4月24日の第4節大宮アルディージャU18戦を最後に、緊急事態宣言により中断していた高円宮杯 JFA U-18サッカープレミアリーグ 2021 EASTは、6月28日の第8節浦和レッズユース戦で再開した。順延となった第5、6、7節のうち第6節の清水エスパルスユース戦は代替日が未定。第7節の柏レイソルU-18戦は8月28日に実施されることが決まっている。※7月23日現在。

FC東京U-18はホーム小平グランドで浦和を相手に1-0の勝利を収めたあと、アウェイの連戦となり、7月4日には首位の青森山田高校を相手にエース野澤零温のゴールで先制しながら追いつかれ、悔しい引き分け。そして続く7月10日には延期分の第5節で流通経済大学柏高校とスコアレスドロー。勝てなかったことは残念だが、上位との敵地での戦いに負けなかったことは評価出来る。

今週末の7月25日からは第45回 日本クラブユースサッカー選手権(U-18)に臨む東京。いよいよ夏本番がやってくるが、ここで暑い夏の始まりとなった浦和戦を振り返ってみたい。

プレミアに先立ち、FC東京U-18はクラブユースの関東大会から公式戦を再開していたが、ここで出場機会を得て結果を出した生地慶多が、浦和戦で野澤と2トップに抜擢された。



トップチームに似て主体的にボールを動かしゴールを狙ってくる浦和に対し、彼らのボール回しを攻撃的な守備で封じようと、野澤と生地が激しいチェイシングを絶やさず、東京は戦った。

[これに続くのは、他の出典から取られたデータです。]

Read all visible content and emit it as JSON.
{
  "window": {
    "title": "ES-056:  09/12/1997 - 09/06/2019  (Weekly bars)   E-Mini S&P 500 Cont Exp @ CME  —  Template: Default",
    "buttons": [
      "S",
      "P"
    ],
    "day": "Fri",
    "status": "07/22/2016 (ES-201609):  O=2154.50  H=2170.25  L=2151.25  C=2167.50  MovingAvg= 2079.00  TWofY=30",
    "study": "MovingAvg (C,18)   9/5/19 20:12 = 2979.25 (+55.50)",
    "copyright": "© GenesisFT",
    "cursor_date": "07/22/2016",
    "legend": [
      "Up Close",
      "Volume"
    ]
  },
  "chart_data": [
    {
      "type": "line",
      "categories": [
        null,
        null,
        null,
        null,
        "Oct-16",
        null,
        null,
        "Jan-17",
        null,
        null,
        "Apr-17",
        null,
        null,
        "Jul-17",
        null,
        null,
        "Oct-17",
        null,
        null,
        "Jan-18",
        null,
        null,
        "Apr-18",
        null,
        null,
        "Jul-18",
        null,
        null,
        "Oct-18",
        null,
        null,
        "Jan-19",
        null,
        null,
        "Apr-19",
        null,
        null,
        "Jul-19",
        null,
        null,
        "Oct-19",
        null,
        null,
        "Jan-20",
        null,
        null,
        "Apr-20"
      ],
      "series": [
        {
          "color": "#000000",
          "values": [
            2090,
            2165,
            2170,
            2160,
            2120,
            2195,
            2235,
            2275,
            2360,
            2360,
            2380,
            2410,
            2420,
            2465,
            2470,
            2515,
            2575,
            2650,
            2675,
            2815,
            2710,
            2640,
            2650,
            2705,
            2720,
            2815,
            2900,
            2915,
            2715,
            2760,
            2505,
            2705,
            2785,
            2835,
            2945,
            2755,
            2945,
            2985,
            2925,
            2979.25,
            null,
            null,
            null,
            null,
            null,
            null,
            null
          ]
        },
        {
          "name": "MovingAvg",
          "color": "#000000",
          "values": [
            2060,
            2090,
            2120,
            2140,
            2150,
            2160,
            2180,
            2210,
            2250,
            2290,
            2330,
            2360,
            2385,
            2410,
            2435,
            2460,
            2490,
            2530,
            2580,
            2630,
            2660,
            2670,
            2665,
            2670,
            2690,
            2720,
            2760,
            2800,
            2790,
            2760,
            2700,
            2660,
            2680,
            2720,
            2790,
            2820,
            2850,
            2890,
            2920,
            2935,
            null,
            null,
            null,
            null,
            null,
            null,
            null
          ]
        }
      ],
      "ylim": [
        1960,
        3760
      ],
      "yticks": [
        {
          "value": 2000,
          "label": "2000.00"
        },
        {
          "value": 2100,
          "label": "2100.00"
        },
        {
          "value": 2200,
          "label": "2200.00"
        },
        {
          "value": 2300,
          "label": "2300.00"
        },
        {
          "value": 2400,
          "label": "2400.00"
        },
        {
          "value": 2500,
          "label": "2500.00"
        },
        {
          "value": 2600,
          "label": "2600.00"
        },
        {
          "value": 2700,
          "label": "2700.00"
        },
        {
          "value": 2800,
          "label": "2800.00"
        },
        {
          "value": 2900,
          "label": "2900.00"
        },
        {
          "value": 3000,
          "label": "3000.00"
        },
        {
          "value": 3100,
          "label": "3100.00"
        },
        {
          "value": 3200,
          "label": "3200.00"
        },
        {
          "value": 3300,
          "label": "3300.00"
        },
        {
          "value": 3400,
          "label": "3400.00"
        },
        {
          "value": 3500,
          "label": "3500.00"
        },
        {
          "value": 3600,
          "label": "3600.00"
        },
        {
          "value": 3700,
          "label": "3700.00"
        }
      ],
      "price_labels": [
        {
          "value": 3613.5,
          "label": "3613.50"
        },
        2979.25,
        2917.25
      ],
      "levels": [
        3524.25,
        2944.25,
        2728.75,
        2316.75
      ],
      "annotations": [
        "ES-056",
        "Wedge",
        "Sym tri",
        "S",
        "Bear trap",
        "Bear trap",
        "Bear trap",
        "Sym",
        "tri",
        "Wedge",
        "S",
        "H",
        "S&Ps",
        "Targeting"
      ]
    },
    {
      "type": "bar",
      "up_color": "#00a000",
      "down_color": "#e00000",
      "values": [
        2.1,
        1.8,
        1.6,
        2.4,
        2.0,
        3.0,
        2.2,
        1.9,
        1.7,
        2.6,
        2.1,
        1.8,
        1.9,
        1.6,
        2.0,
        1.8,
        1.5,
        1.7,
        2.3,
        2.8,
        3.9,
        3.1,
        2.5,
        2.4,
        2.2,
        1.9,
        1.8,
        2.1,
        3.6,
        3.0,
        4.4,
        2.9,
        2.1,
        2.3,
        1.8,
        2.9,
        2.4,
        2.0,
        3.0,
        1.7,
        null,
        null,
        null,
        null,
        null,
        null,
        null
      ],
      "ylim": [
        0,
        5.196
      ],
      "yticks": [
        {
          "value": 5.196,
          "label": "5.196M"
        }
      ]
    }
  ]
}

中村忠監督は試合前に「相手のグランドでサッカーをしよう」と選手に呼びかけていたが、そのとおりの試合展開となった。



途中、守護神・彼島優のスーパーセーブで難を逃れる場面もあったが、全体的に激しい球際の守備が効いて東京がゲームを制し、粘り強く相手を追う。そして後半20分に宮下菖悟の右クロスを野澤がヘディングで叩き込み、貴重な1点を挙げた。その後このゴールを守りきっての完封勝利。先発の11人が責任をもって90分間戦うべきという中村監督の考えもあり、交代なしでタイムアップの笛を聞いた。その瞬間、野澤と生地はピッチに座り込んだ。いかに2トップの消耗が激しかったかを物語る場面だった。



試合後、生地は「東京は球際、切り替え、ハードワーク」と、自分たちのプレースタイルを誇った。クラブの理念がアカデミーに浸透している証であり、それを選手が言葉として迷わず口に出来ることがすばらしかった。

この試合、中村監督が大きな声で発する指示の大半は、生地に対してのものだった。安田虎士朗も不在となるなか、前線からの守備がキーポイントであり生地がキープレーヤーだったということなのだろう。この点を問うと、中村監督は「生地は今日ね…生地次第だなというのがあって(笑)」と言い、笑みをこぼした。

「安田がけがをしていたり、俵積田(晃太)が2年生ということもあり、生地がこの大会(クラブユース選手権)でチームの得点源になっていた。そういう状況のなか、『今日やらなくていつやるの?』という感じで。トレーニングのときから僕も彼(生地)に想いを託すというか、こういうチャンスを活かせよ、という気持ちがありました。
前線の運動量がなく、ボールを持つ時間が短いと、結局、相手に怖がられない。彼の良いところはそんなにボールを持てないけど背後に走ってウラをとるとか、ボールを引き出すとか、おとりになるとか。そういうところが持ち味なので、そこを出してくれたら相手は嫌がるだろうな、と。まあ、なんとか最後まで保ったという。まだまだ改善すべきところはあるんですが、非常によくがんばった」

改善すべき点のひとつは、生地と同じ仕事をしながら1点をもぎとった野澤のような決定力がまだ足りないということだろう。それは今後克服していくべき課題だが、いずれにしても緊急登板の2年生としてよく働いたことは間違いない。クラブユースまでのリーグ戦3試合を無敗で乗り切る、そのきっかけとして、貴重な勝利だった。